The housing shortage has become a common household conversation for families and individuals across the country. A sharp decline in the building of new housing over the last 20 years, coupled with changing demographics and economic trends, have caused a housing crunch. This lack of housing is being experienced nationwide, across income ranges, and ages. New Hampshire has not been immune to these shifts. Statewide the population is growing and getting older, the average household size is declining, the number of available homes is simply not enough to meet the current or future demand.
The 2023 Regional Housing Needs Assessment (RHNA) and Fair Housing Equity Assessment (FHEA) provides current, regional, and local data on housing needs and to fulfill RSA 36:47(II) statutory requirements, requirements of the American Rescue Plan funding, and fulfill the recommendation of the Council on Housing Stability 2021-2024 Strategic Pan. New Hampshire RSA 36:47(II) requires that “For the purpose of assisting municipalities in complying with RSA 674:2, III(l), each regional planning commission shall compile a regional housing needs assessment, which shall include an assessment of the regional need for housing for persons and families of all levels of income.”
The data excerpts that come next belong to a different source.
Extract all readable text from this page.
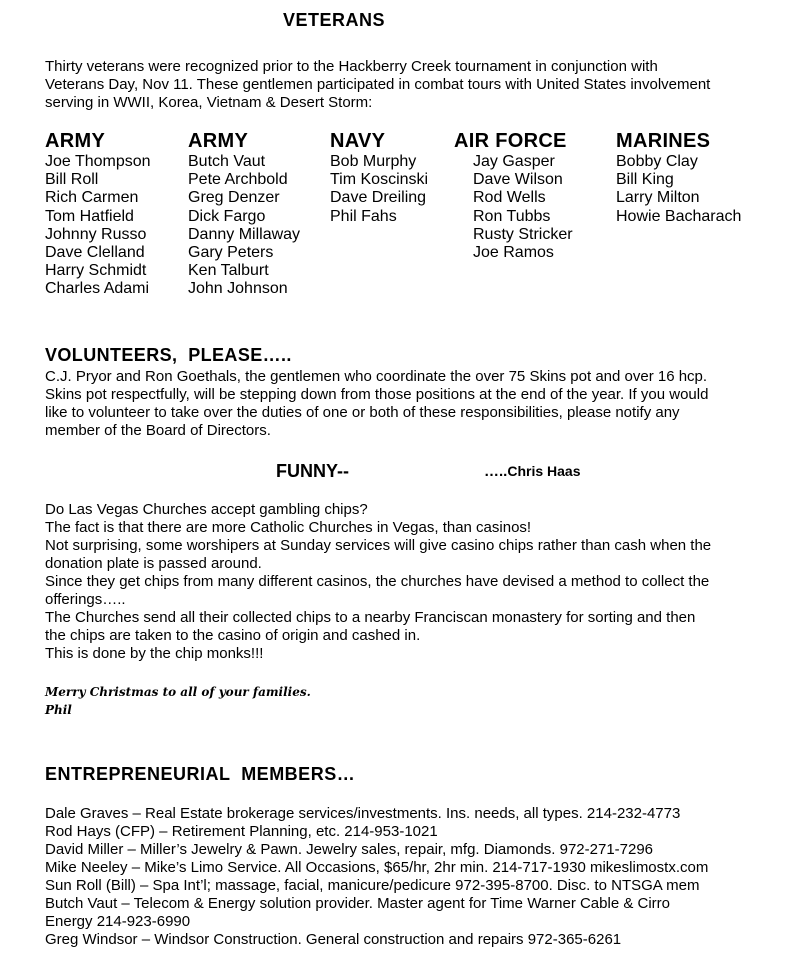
VETERANS
Thirty veterans were recognized prior to the Hackberry Creek tournament in conjunction with
Veterans Day, Nov 11. These gentlemen participated in combat tours with United States involvement
serving in WWII, Korea, Vietnam & Desert Storm:
ARMY
Joe Thompson
Bill Roll
Rich Carmen
Tom Hatfield
Johnny Russo
Dave Clelland
Harry Schmidt
Charles Adami
ARMY
Butch Vaut
Pete Archbold
Greg Denzer
Dick Fargo
Danny Millaway
Gary Peters
Ken Talburt
John Johnson
NAVY
Bob Murphy
Tim Koscinski
Dave Dreiling
Phil Fahs
AIR FORCE
Jay Gasper
Dave Wilson
Rod Wells
Ron Tubbs
Rusty Stricker
Joe Ramos
MARINES
Bobby Clay
Bill King
Larry Milton
Howie Bacharach
VOLUNTEERS,  PLEASE…..
C.J. Pryor and Ron Goethals, the gentlemen who coordinate the over 75 Skins pot and over 16 hcp.
Skins pot respectfully, will be stepping down from those positions at the end of the year. If you would
like to volunteer to take over the duties of one or both of these responsibilities, please notify any
member of the Board of Directors.
FUNNY--	…..Chris Haas
Do Las Vegas Churches accept gambling chips?
The fact is that there are more Catholic Churches in Vegas, than casinos!
Not surprising, some worshipers at Sunday services will give casino chips rather than cash when the
donation plate is passed around.
Since they get chips from many different casinos, the churches have devised a method to collect the
offerings…..
The Churches send all their collected chips to a nearby Franciscan monastery for sorting and then
the chips are taken to the casino of origin and cashed in.
This is done by the chip monks!!!
Merry Christmas to all of your families.
Phil
ENTREPRENEURIAL  MEMBERS…
Dale Graves – Real Estate brokerage services/investments. Ins. needs, all types. 214-232-4773
Rod Hays (CFP) – Retirement Planning, etc. 214-953-1021
David Miller – Miller’s Jewelry & Pawn. Jewelry sales, repair, mfg. Diamonds. 972-271-7296
Mike Neeley – Mike’s Limo Service. All Occasions, $65/hr, 2hr min. 214-717-1930 mikeslimostx.com
Sun Roll (Bill) – Spa Int’l; massage, facial, manicure/pedicure 972-395-8700. Disc. to NTSGA mem
Butch Vaut – Telecom & Energy solution provider. Master agent for Time Warner Cable & Cirro
Energy 214-923-6990
Greg Windsor – Windsor Construction. General construction and repairs 972-365-6261
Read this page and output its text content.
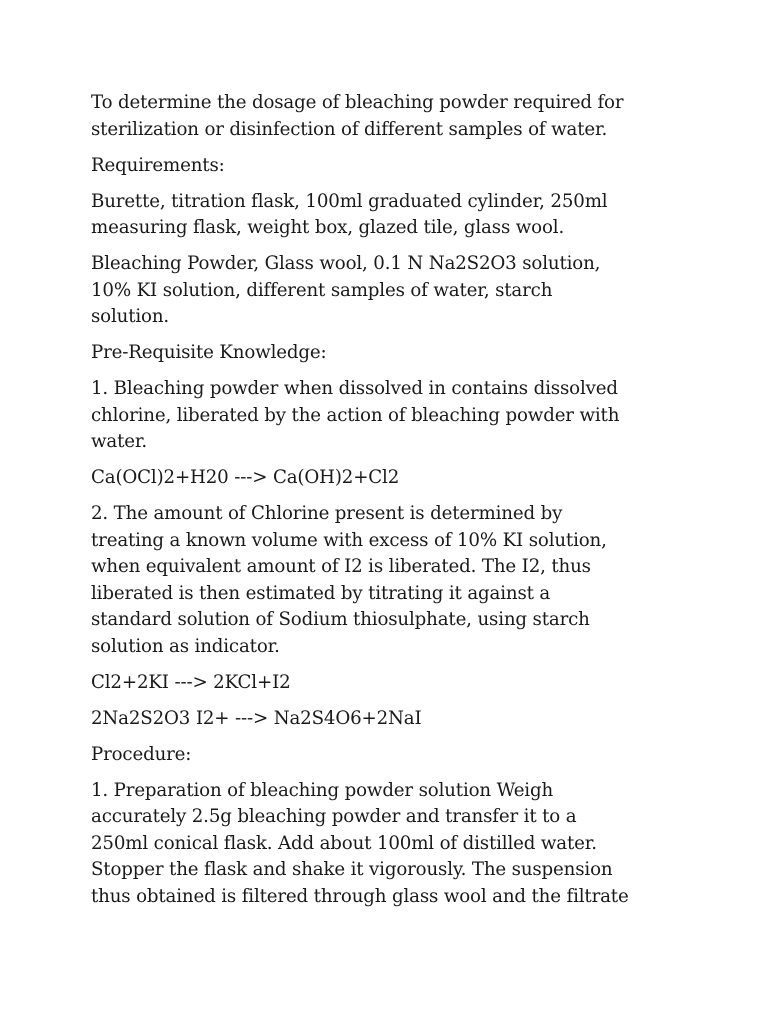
To determine the dosage of bleaching powder required for
sterilization or disinfection of different samples of water.

Requirements:

Burette, titration flask, 100ml graduated cylinder, 250ml
measuring flask, weight box, glazed tile, glass wool.

Bleaching Powder, Glass wool, 0.1 N Na2S2O3 solution,
10% KI solution, different samples of water, starch
solution.

Pre-Requisite Knowledge:

1. Bleaching powder when dissolved in contains dissolved
chlorine, liberated by the action of bleaching powder with
water.

Ca(OCl)2+H20 ---> Ca(OH)2+Cl2

2. The amount of Chlorine present is determined by
treating a known volume with excess of 10% KI solution,
when equivalent amount of I2 is liberated. The I2, thus
liberated is then estimated by titrating it against a
standard solution of Sodium thiosulphate, using starch
solution as indicator.

Cl2+2KI ---> 2KCl+I2

2Na2S2O3 I2+ ---> Na2S4O6+2NaI

Procedure:

1. Preparation of bleaching powder solution Weigh
accurately 2.5g bleaching powder and transfer it to a
250ml conical flask. Add about 100ml of distilled water.
Stopper the flask and shake it vigorously. The suspension
thus obtained is filtered through glass wool and the filtrate
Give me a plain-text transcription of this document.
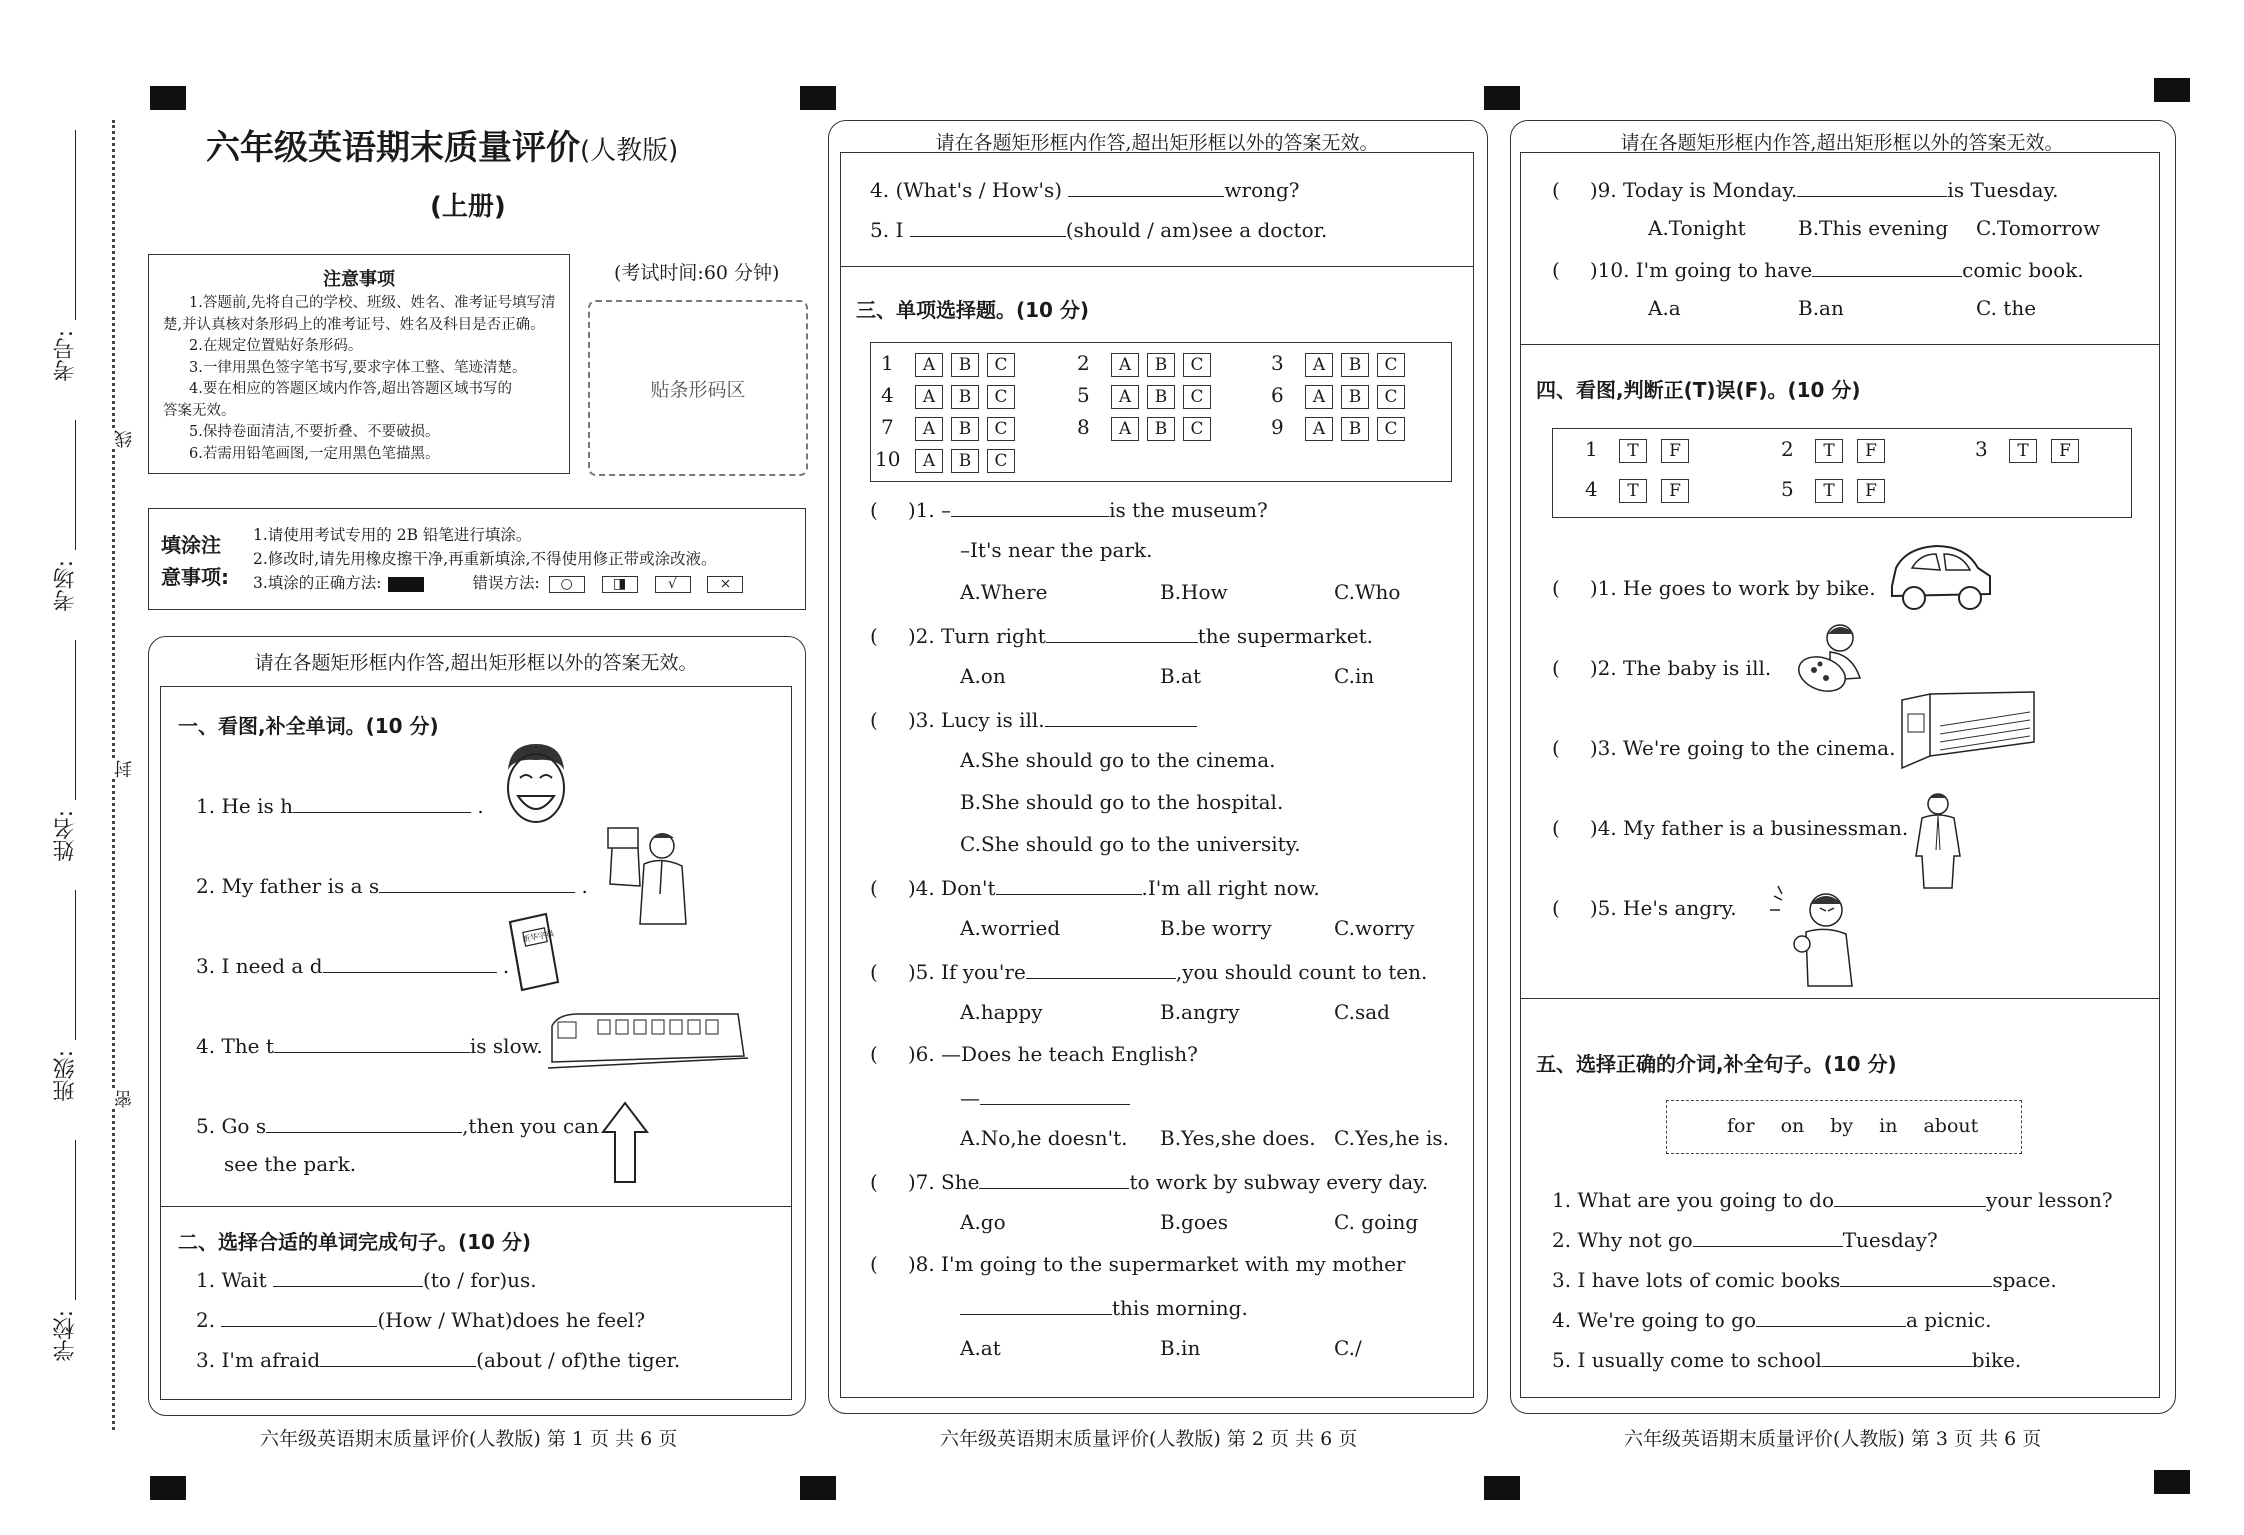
考号:
考场:
姓名:
班级:
学校:
线
封
密
六年级英语期末质量评价(人教版)
(上册)
注意事项
1.答题前,先将自己的学校、班级、姓名、准考证号填写清
楚,并认真核对条形码上的准考证号、姓名及科目是否正确。
2.在规定位置贴好条形码。
3.一律用黑色签字笔书写,要求字体工整、笔迹清楚。
4.要在相应的答题区域内作答,超出答题区域书写的
答案无效。
5.保持卷面清洁,不要折叠、不要破损。
6.若需用铅笔画图,一定用黑色笔描黑。
(考试时间:60 分钟)
贴条形码区
填涂注
意事项:
1.请使用考试专用的 2B 铅笔进行填涂。
2.修改时,请先用橡皮擦干净,再重新填涂,不得使用修正带或涂改液。
3.填涂的正确方法:	错误方法: ○	◨	√	×
请在各题矩形框内作答,超出矩形框以外的答案无效。
一、看图,补全单词。(10 分)
1. He is h	.
2. My father is a s	.
3. I need a d	.
4. The t	is slow.
5. Go s	,then you can
see the park.
新华字典
二、选择合适的单词完成句子。(10 分)
1. Wait	(to / for)us.
2.	(How / What)does he feel?
3. I'm afraid	(about / of)the tiger.
六年级英语期末质量评价(人教版) 第 1 页 共 6 页
请在各题矩形框内作答,超出矩形框以外的答案无效。
4. (What's / How's)	wrong?
5. I	(should / am)see a doctor.
三、单项选择题。(10 分)
1 A B C	2 A B C	3 A B C
4 A B C	5 A B C	6 A B C
7 A B C	8 A B C	9 A B C
10 A B C
( )1. –	is the museum?
–It's near the park.
A.Where	B.How	C.Who
( )2. Turn right	the supermarket.
A.on	B.at	C.in
( )3. Lucy is ill.
A.She should go to the cinema.
B.She should go to the hospital.
C.She should go to the university.
( )4. Don't	.I'm all right now.
A.worried	B.be worry	C.worry
( )5. If you're	,you should count to ten.
A.happy	B.angry	C.sad
( )6. —Does he teach English?
—
A.No,he doesn't. B.Yes,she does. C.Yes,he is.
( )7. She	to work by subway every day.
A.go	B.goes	C. going
( )8. I'm going to the supermarket with my mother
this morning.
A.at	B.in	C./
六年级英语期末质量评价(人教版) 第 2 页 共 6 页
请在各题矩形框内作答,超出矩形框以外的答案无效。
( )9. Today is Monday.	is Tuesday.
A.Tonight	B.This evening C.Tomorrow
( )10. I'm going to have	comic book.
A.a	B.an	C. the
四、看图,判断正(T)误(F)。(10 分)
1 T F	2 T F	3 T F
4 T F	5 T F
( )1. He goes to work by bike.
( )2. The baby is ill.
( )3. We're going to the cinema.
( )4. My father is a businessman.
( )5. He's angry.
五、选择正确的介词,补全句子。(10 分)
for on by in about
1. What are you going to do	your lesson?
2. Why not go	Tuesday?
3. I have lots of comic books	space.
4. We're going to go	a picnic.
5. I usually come to school	bike.
六年级英语期末质量评价(人教版) 第 3 页 共 6 页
The primary goal of this RHNA is to provide data on housing and demographics, by income level, so that each municipality in the region can begin to understand their current and future need. This RHNA may assist municipalities in determining compliance with the Workforce Housing Statute (RSA 674:58-61). By equipping municipalities with a foundation of knowledge on the challenges and opportunities facing community members, this assessment may be utilized to frame a regional conversation around local solutions. Solving the housing shortage cannot be achieved by a single or even a couple municipalities changing policy and regulations, but rather needs to be addressed on a regional scale.